Fazlaca düşünmek ya da bazı konularda takılıp kalarak düşünmek zaman zaman hepimizin yaşadığı bir durum fakat her durumda olduğu gibi bunun dozu çok önemli. Aşırı düşünmenin birçok patolojik durumla da yakından ilişkili olduğu biliniyor. Yavuz, neyi ve ne kadar düşüneceğimizi yönlendirme şansımız olduğunu belirtti. “Ruminasyon” isimli kavramdan bahseden Yavuz, kavramı aynı konu üzerinde düşünüp durma şeklinde açıkladı. Yavuz kavramın neye sebep olduğunu şu ifadelerle anlattı: “Ruminasyon, bir tür kısır döngü içinde kalmamıza neden olabilir. Aynı zamanda meseleye uzaklaşıp başka perspektiflerden durumu değerlendirmemize de engel olabilir. Yaşadıklarımızdan yeni bir şeyler öğrenmek yerine zihinsel yorgunluğa kapı açan bu durum bizi geçmişe hapsedebilir ve anı yaşamaktan alıkoyar.”
“FAZLA DÜŞÜNMEK ENDİŞE VE KAYGI İLE İLGİLİ”

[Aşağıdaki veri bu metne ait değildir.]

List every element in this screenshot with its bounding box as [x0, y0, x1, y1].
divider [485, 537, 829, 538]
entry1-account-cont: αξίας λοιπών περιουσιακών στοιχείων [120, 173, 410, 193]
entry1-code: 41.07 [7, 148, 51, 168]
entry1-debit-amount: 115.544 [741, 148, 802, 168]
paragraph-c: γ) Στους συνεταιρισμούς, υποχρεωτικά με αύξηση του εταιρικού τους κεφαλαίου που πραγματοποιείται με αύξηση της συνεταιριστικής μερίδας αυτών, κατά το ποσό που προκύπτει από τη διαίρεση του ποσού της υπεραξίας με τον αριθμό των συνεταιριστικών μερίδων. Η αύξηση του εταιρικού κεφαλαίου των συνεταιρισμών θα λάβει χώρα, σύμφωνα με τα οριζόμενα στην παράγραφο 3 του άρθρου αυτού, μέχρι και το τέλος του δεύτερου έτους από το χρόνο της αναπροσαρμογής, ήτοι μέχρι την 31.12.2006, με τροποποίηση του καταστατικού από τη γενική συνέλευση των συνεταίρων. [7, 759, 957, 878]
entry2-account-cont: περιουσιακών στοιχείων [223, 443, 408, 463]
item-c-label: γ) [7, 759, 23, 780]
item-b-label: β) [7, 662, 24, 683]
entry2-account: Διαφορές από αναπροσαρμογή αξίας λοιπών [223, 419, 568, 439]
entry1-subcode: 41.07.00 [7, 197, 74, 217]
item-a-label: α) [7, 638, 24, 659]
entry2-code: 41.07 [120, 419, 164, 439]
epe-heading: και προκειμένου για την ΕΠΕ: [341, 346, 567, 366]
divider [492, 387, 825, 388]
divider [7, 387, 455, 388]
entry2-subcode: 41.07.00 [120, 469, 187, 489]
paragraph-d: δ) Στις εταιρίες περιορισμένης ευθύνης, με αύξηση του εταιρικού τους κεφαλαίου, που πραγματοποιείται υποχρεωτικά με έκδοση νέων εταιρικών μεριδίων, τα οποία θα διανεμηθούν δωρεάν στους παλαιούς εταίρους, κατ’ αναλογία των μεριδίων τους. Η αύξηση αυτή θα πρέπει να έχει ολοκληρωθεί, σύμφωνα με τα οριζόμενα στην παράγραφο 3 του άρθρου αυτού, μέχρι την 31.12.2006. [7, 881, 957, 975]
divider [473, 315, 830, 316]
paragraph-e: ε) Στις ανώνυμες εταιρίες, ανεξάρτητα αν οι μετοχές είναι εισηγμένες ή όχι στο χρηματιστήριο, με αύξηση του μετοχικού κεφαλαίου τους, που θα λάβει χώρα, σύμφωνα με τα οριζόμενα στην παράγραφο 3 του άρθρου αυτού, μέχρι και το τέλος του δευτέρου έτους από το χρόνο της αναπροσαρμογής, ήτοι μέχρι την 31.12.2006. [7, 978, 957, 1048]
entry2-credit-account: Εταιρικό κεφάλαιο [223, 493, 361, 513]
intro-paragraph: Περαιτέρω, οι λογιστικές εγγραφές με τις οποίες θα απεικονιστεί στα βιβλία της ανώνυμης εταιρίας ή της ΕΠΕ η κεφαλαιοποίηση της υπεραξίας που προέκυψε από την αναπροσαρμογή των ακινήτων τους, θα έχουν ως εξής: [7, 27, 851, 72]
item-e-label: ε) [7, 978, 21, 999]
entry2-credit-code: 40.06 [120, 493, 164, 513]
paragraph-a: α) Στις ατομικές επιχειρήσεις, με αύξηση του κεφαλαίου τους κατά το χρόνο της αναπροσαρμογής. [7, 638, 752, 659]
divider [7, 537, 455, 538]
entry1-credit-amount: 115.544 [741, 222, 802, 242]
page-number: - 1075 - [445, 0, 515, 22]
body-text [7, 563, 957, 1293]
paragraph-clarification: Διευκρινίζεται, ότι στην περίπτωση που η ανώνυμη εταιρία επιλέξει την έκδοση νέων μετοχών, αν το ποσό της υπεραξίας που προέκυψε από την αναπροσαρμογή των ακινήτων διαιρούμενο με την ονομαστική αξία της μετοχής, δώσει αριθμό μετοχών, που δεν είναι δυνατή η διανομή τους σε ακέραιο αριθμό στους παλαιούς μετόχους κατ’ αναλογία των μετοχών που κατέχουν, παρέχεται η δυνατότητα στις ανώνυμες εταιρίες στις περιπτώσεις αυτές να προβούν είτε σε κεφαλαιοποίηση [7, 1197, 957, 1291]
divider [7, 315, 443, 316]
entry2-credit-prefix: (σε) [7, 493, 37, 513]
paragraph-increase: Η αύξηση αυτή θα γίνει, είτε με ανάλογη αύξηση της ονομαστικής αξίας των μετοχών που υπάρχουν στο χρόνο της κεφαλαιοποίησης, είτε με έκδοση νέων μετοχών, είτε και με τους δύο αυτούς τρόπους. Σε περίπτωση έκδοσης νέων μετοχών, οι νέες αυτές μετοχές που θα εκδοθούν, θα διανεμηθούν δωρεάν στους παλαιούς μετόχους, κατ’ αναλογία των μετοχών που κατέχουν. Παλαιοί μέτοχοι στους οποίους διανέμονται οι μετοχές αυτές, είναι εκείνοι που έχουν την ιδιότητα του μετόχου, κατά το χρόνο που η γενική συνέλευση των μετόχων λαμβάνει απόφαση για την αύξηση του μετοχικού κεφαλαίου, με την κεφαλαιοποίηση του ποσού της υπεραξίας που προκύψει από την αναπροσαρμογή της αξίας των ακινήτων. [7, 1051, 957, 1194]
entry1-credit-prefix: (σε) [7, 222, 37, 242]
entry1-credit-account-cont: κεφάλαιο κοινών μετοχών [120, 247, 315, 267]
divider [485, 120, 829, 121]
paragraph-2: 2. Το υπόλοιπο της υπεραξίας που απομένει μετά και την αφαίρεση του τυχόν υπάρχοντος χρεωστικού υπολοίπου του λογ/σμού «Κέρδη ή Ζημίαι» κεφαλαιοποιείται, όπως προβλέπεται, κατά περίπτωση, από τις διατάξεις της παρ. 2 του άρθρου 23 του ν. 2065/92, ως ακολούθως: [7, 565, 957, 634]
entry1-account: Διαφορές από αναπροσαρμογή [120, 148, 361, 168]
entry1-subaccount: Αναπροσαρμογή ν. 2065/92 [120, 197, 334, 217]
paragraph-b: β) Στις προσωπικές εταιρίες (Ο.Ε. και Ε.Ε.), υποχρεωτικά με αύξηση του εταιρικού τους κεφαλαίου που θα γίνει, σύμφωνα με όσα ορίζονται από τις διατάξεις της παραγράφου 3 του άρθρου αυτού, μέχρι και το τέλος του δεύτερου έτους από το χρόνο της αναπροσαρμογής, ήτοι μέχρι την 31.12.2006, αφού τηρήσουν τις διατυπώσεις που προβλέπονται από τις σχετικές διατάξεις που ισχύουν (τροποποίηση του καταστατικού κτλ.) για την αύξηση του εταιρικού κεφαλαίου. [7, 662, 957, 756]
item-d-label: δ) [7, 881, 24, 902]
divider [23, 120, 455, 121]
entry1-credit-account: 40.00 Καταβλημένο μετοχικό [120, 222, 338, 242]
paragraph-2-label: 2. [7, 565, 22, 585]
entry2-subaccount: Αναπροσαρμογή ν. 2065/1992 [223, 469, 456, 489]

Aşırı düşünmenin genellikle endişe ve kaygı ile ilişkili olduğunu belirten Yavuz, gelecek ve olasılıklar hakkında aşırı düşünmenin kaygının artmasına neden olduğunu söyledi. Yavuz fazla düşünmenin sonuçlarını ise şöyle açıkladı: “Sürekli olarak olası tehlikeleri veya kötü senaryoları düşünmek, kaygı düzeyimizi artırabilir. Aşırı düşünme anksiyete bozukluğu veya obsesif-kompulsif bozukluk belirtileriyle yakından ilişkili olabilir. Ayrıca bir şeyi fazlaca düşünmek karar verme sürecimizi karmaşıklaştırabilir ve bizi kararsızlığa sürükleyebilir. Kararsızlık ise kolayca eylemsizliğe dönüşebilir. Bu durum bizi eyleme geçmekten alıkoyacağı için bir tür sağlıksız başa çıkma biçimine dönüşebilir. Eyleme geçerek risk almaktansa sürekli düşünerek konfor alanında kalabiliriz. Bu bizi kısa bir süre güvende hissettirebilir ancak uzun vadede kendimizi eylemsiz, hayata karışmayan, tükenmiş hissedebiliriz.” Yavuz, yapılan araştırmalara göre fazla düşünmenin kişiyi tembelliğe ittiğini vurguladı.